В Благодарном же на Первое Мая попал под машину: железным «козликом» на мосту, который он перебегал на зов своего товарища Славы Симакова, ему пробило голову. Очнулся в «козле», кровь заливала лицо, была липкой и сладкой на вкус. Никакого «паритета» в ней не наблюдалось, кровь как кровь, единственно что — своя, кровная, но именно в этот момент Сергей и почувствовал себя ничейным.
Пограничное положение: он был, возможно, просто между жизнью и смертью, а ему впервые и жестко открылось, что все берега для него — чужие. Точнее — он сам чужой любым берегам. «Козлик» действительно подцепил его на мосту, прямо посередине. Отлети от него при ударе, чуть подале, Сергей вполне мог свалиться в речку по имени Сухая Буйвола. Сухая-то сухая, воробью по колено, а утонул бы как пить дать.

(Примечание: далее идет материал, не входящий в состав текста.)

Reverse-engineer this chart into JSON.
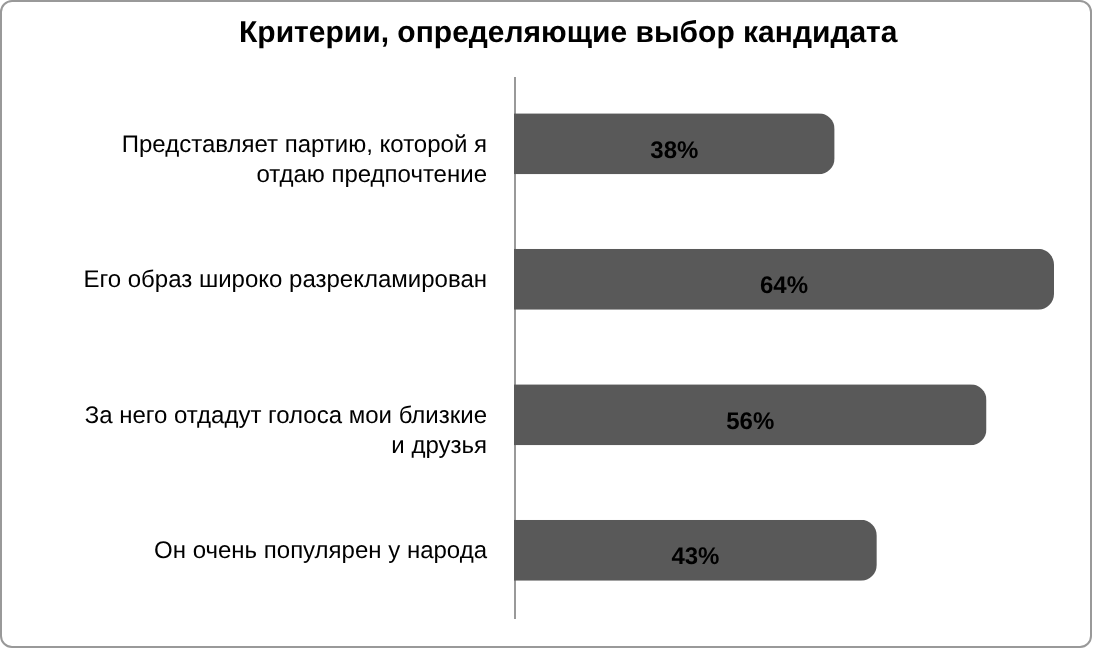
{
  "chart_data": {
    "type": "bar",
    "orientation": "horizontal",
    "title": "Критерии, определяющие выбор кандидата",
    "categories": [
      "Представляет партию, которой я отдаю предпочтение",
      "Его образ широко разрекламирован",
      "За него отдадут голоса мои близкие и друзья",
      "Он очень популярен у народа"
    ],
    "values": [
      38,
      64,
      56,
      43
    ],
    "color": "#595959",
    "value_labels": [
      "38%",
      "64%",
      "56%",
      "43%"
    ],
    "grid": false
  }
}
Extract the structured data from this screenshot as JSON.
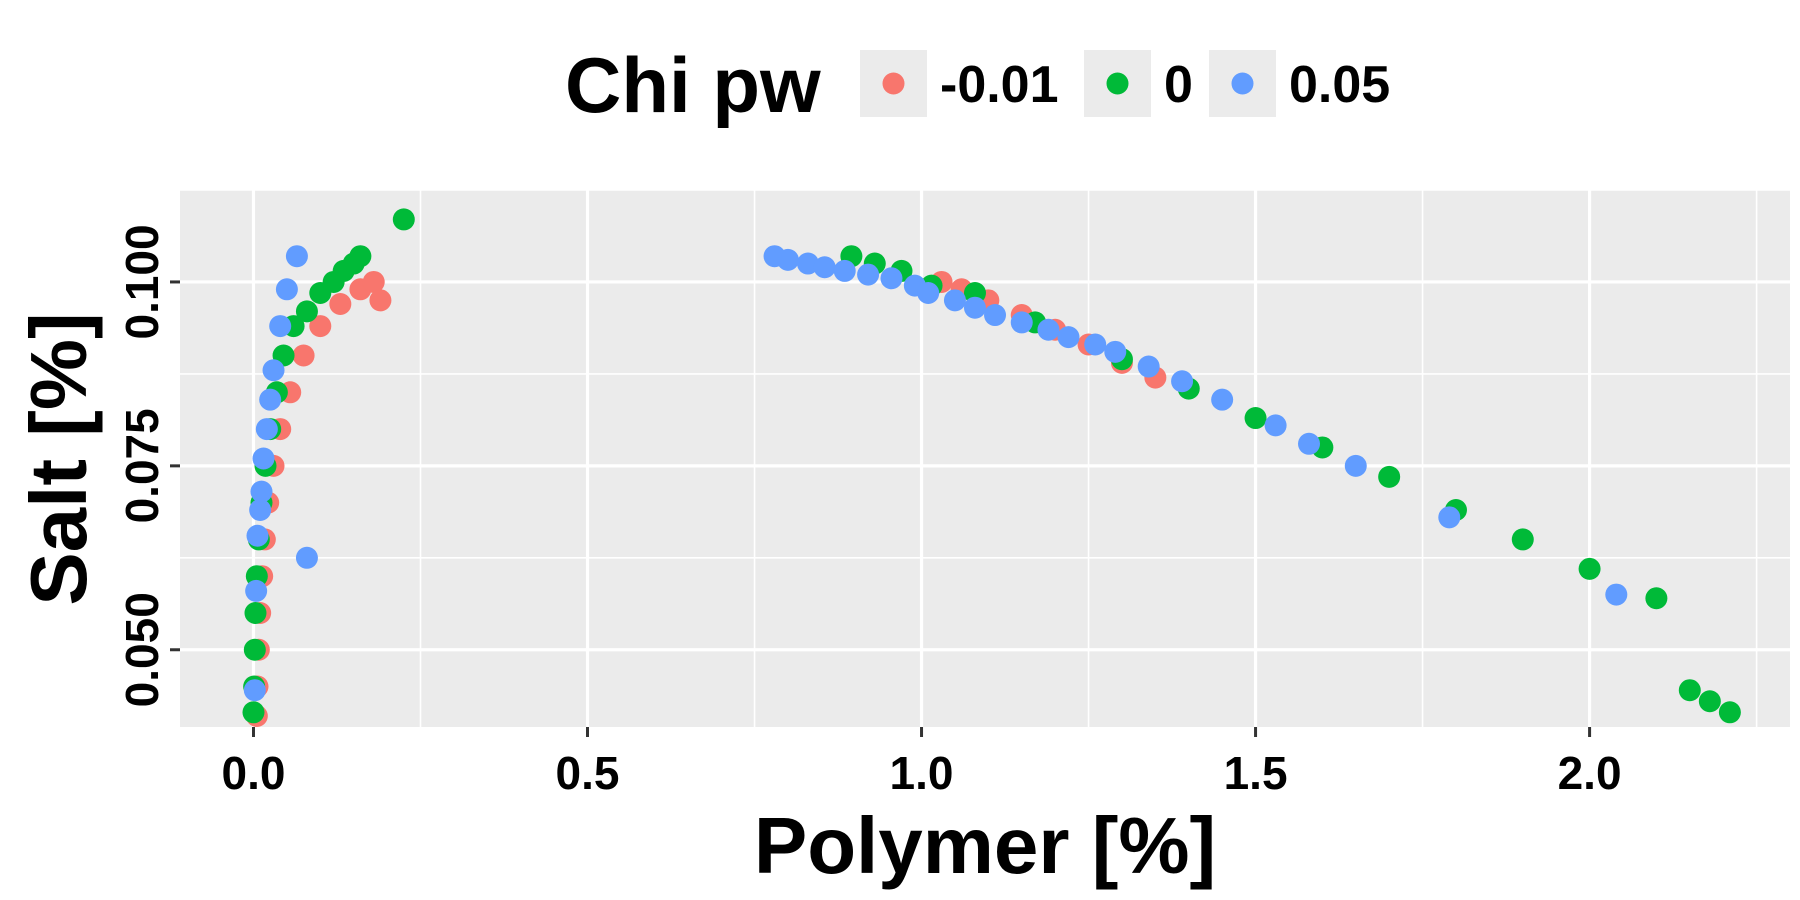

Сергея спасли. Вынули в жизнь — пинцетом старенького районного хирурга, совершенно случайно дежурившего в этот праздничный день в здешней больничке вместо терапевта, но ощущение двукровности и вытекающей из неё ничейности с тех пор осталось в нем навсегда. С тех пор же его неизменно, как омут, притягивает и двукровность его родных мест, любой ее признак, как географический — родина его лежит на границе двух миров — так и генетический: само народонаселение родины тоже пограничное.